Yes, the end of the heat wave is in sight but at the expense of another somewhat rare weather situation for California and the Central Coast: tropical weather impacts.
I want to be careful here because we are not talking about a tropical storm landfall in California. What we ARE talking about is significant weather related to a current hurricane.
Hurricane Kay is off the Baja and traveling north. It will ultimately weaken off the CA/Mex border, first to a tropical storm and then a tropical or post-tropical low. While weakening is expected this can still cause significant weather in the Golden State. There is so much moisture associated with tropical systems that even the remnants can be problematic. Rain, thunderstorms, and lightning are all elements we could experience.
Currently, the National Hurricane Center Track for Kay turns the dying system west, avoiding a landfall of the low-pressure center. Modeling also supports this notion but the it also indicates a significant rain event is possible.
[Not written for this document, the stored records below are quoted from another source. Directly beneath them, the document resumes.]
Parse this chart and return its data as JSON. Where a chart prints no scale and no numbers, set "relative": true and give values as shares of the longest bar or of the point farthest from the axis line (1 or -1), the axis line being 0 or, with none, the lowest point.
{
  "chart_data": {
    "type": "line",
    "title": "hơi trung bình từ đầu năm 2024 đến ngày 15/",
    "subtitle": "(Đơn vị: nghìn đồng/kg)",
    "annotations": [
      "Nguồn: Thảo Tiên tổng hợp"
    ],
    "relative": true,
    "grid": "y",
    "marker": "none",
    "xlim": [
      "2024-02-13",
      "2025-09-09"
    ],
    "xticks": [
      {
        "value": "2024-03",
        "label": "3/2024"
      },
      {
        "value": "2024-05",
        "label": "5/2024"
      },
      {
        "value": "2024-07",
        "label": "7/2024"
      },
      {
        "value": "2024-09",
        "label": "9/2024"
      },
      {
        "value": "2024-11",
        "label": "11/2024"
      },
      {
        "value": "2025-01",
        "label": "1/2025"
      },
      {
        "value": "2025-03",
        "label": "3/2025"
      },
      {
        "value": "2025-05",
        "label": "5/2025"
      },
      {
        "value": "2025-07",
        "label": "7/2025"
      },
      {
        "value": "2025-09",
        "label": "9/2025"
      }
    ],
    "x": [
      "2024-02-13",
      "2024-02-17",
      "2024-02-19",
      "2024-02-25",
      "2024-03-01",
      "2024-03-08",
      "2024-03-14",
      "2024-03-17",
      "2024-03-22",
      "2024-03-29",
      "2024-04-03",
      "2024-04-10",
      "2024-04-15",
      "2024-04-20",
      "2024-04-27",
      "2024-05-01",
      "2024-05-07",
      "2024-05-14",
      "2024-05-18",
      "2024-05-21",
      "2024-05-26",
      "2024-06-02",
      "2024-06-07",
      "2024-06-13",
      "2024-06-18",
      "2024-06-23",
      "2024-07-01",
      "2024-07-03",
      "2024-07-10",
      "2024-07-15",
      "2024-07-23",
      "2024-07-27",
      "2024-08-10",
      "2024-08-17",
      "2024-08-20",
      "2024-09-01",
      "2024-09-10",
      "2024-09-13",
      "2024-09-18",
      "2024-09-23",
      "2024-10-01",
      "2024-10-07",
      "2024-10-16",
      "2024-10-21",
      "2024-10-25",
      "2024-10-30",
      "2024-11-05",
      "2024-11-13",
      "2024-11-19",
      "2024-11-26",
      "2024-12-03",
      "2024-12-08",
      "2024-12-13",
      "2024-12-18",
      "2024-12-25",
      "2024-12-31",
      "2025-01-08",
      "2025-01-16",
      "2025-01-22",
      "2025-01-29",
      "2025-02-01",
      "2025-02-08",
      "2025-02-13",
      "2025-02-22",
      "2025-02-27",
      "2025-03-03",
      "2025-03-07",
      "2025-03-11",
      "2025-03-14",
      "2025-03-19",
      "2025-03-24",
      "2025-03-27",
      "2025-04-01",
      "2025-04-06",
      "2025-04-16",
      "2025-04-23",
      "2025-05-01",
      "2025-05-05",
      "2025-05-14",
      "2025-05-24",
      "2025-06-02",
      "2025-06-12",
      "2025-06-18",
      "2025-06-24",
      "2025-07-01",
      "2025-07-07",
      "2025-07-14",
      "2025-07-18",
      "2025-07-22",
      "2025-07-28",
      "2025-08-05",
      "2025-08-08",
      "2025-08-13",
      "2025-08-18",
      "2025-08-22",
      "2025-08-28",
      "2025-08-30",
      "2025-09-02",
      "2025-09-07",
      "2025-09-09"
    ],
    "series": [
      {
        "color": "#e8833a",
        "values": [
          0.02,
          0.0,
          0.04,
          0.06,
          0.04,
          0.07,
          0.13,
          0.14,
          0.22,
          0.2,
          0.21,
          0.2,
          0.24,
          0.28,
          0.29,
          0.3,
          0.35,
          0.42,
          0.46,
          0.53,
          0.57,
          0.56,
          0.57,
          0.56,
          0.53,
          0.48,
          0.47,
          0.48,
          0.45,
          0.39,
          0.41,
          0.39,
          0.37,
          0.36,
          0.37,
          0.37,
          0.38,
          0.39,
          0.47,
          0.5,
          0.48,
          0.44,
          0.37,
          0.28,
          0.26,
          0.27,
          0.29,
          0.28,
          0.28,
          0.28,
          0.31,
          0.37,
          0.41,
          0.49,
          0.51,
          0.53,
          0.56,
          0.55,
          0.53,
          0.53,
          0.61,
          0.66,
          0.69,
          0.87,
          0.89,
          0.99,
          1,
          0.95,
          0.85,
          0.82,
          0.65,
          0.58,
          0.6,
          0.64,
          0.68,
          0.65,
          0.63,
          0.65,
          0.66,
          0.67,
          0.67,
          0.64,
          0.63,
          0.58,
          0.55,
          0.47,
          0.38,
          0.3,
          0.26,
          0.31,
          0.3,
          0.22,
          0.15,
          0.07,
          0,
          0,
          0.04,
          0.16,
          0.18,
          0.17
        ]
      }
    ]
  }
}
At this point you have to view the forecasted rainfall flexibility since the track will matter a lot.
This morning models were all over the place with some models showing the Central Coast getting .50" of rain (possibly more) but the main American model showing much less for us locally and in SoCal.
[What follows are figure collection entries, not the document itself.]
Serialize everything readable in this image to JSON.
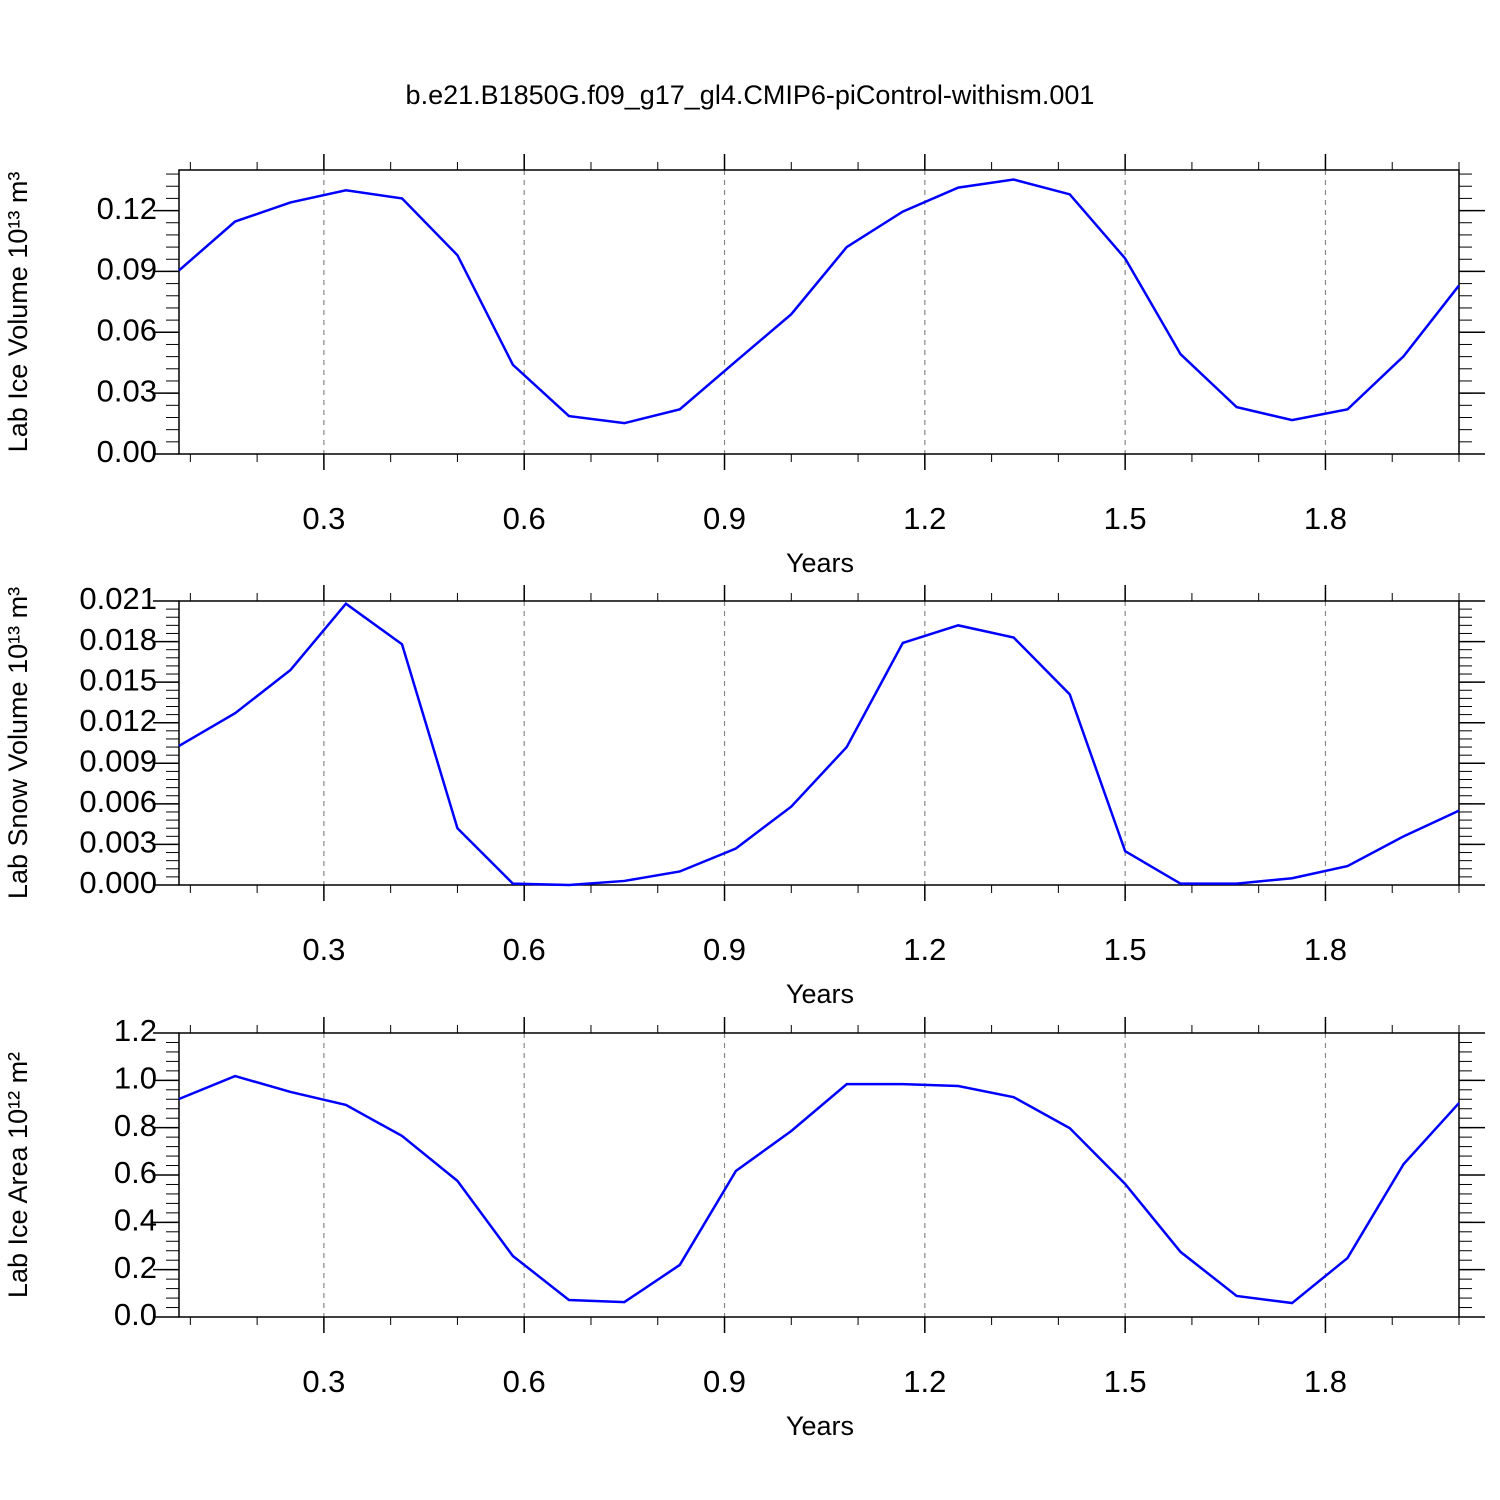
{
  "chart_data": [
    {
      "type": "line",
      "title": "b.e21.B1850G.f09_g17_gl4.CMIP6-piControl-withism.001",
      "xlabel": "Years",
      "ylabel": "Lab Ice Volume 10¹³ m³",
      "x": [
        0.083,
        0.167,
        0.25,
        0.333,
        0.417,
        0.5,
        0.583,
        0.667,
        0.75,
        0.833,
        0.917,
        1.0,
        1.083,
        1.167,
        1.25,
        1.333,
        1.417,
        1.5,
        1.583,
        1.667,
        1.75,
        1.833,
        1.917,
        2.0
      ],
      "values": [
        0.0905,
        0.1146,
        0.124,
        0.13,
        0.126,
        0.098,
        0.044,
        0.0187,
        0.0152,
        0.022,
        0.0457,
        0.0689,
        0.102,
        0.1195,
        0.1313,
        0.1353,
        0.128,
        0.0964,
        0.0492,
        0.0231,
        0.0167,
        0.022,
        0.0482,
        0.0831
      ],
      "color": "#0000ff",
      "xlim": [
        0.083,
        2.0
      ],
      "ylim": [
        0,
        0.14
      ],
      "xticks": [
        0.3,
        0.6,
        0.9,
        1.2,
        1.5,
        1.8
      ],
      "yticks": [
        {
          "value": 0,
          "label": "0.00"
        },
        0.03,
        0.06,
        0.09,
        0.12
      ],
      "grid": true
    },
    {
      "type": "line",
      "xlabel": "Years",
      "ylabel": "Lab Snow Volume 10¹³ m³",
      "x": [
        0.083,
        0.167,
        0.25,
        0.333,
        0.417,
        0.5,
        0.583,
        0.667,
        0.75,
        0.833,
        0.917,
        1.0,
        1.083,
        1.167,
        1.25,
        1.333,
        1.417,
        1.5,
        1.583,
        1.667,
        1.75,
        1.833,
        1.917,
        2.0
      ],
      "values": [
        0.01028,
        0.0127,
        0.0159,
        0.0208,
        0.0178,
        0.0042,
        0.0001,
        0.0,
        0.0003,
        0.001,
        0.0027,
        0.0058,
        0.0102,
        0.0179,
        0.0192,
        0.0183,
        0.0141,
        0.0025,
        0.0001,
        0.0001,
        0.0005,
        0.0014,
        0.0036,
        0.0055
      ],
      "color": "#0000ff",
      "xlim": [
        0.083,
        2.0
      ],
      "ylim": [
        0,
        0.021
      ],
      "xticks": [
        0.3,
        0.6,
        0.9,
        1.2,
        1.5,
        1.8
      ],
      "yticks": [
        {
          "value": 0,
          "label": "0.000"
        },
        0.003,
        0.006,
        0.009,
        0.012,
        0.015,
        0.018,
        0.021
      ],
      "grid": true
    },
    {
      "type": "line",
      "xlabel": "Years",
      "ylabel": "Lab Ice Area 10¹² m²",
      "x": [
        0.083,
        0.167,
        0.25,
        0.333,
        0.417,
        0.5,
        0.583,
        0.667,
        0.75,
        0.833,
        0.917,
        1.0,
        1.083,
        1.167,
        1.25,
        1.333,
        1.417,
        1.5,
        1.583,
        1.667,
        1.75,
        1.833,
        1.917,
        2.0
      ],
      "values": [
        0.921,
        1.018,
        0.951,
        0.896,
        0.765,
        0.575,
        0.258,
        0.072,
        0.063,
        0.22,
        0.617,
        0.786,
        0.984,
        0.984,
        0.976,
        0.929,
        0.798,
        0.562,
        0.275,
        0.089,
        0.059,
        0.249,
        0.646,
        0.904
      ],
      "color": "#0000ff",
      "xlim": [
        0.083,
        2.0
      ],
      "ylim": [
        0,
        1.2
      ],
      "xticks": [
        0.3,
        0.6,
        0.9,
        1.2,
        1.5,
        1.8
      ],
      "yticks": [
        {
          "value": 0,
          "label": "0.0"
        },
        0.2,
        0.4,
        0.6,
        0.8,
        {
          "value": 1,
          "label": "1.0"
        },
        1.2
      ],
      "grid": true
    }
  ]
}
However I think it is important to plan for the higher potential and expect something less, this is more true in SoCal where inches of rain are possible, especially in the hills and mountains.
There are also wave impacts from the storm, even a miss will have a lot of energy in the water, especially for south-facing beaches of the Southcoast and SoCal. Less so for west-facing beaches for much of the Central Coast.
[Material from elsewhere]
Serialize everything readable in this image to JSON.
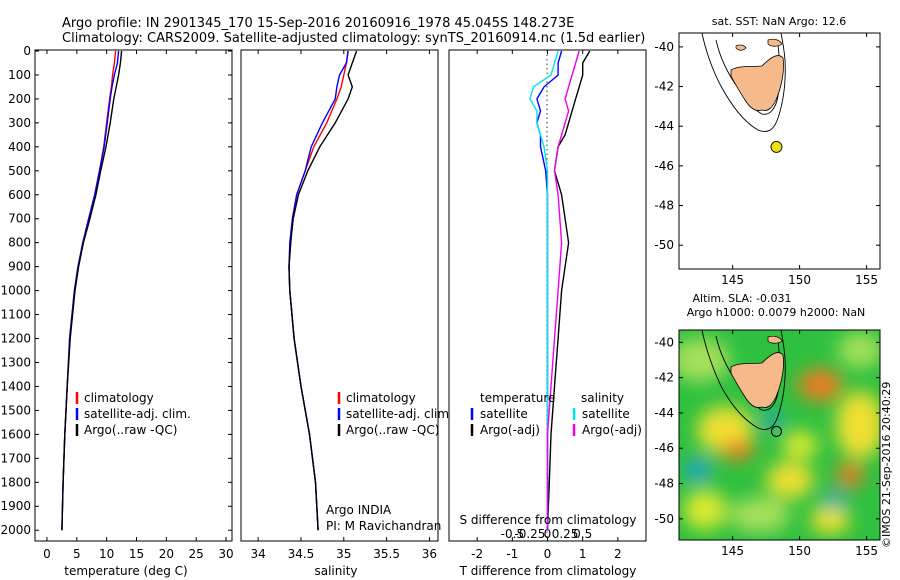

OK, now that the headlines are done let's get to the forecast.
Thursday will still be hot inland and very warm to hot in coastal valleys with beaches as the place to beat the heat.
Friday coastal valley temps spike as interior temps also stay hot. The excessive heat warning for coastal valleys kicks into place as the interior warning could expire, but right now it looks like an extension might be needed.. Some high clouds from Kay are expected to drift into the area filtering some sunshine.
Saturday SoCal will be busy, potentially early, with rain and thunderstorms associated with the leftovers of Kay (either with the TS off the coast or as a tropical depression or post-tropical low). Some folks in SoCal could see inches of rain. Locally, Saturday we should see some showers or thundershowers from Kay. The Southcoast has the best chance. On and off activity will begin early Saturday and could even linger into Monday but the best opportunity for activity looks to be Saturday. At this point, I think folks should expect up to .50" essentially anywhere because of the modeling disagreements there is no reason not to play it safe. I think it probable that the Southcoast gets more rain that elsewhere on the Central Coast. We will refine this much more Thursday and Friday when higher resolution models will encompass the storm.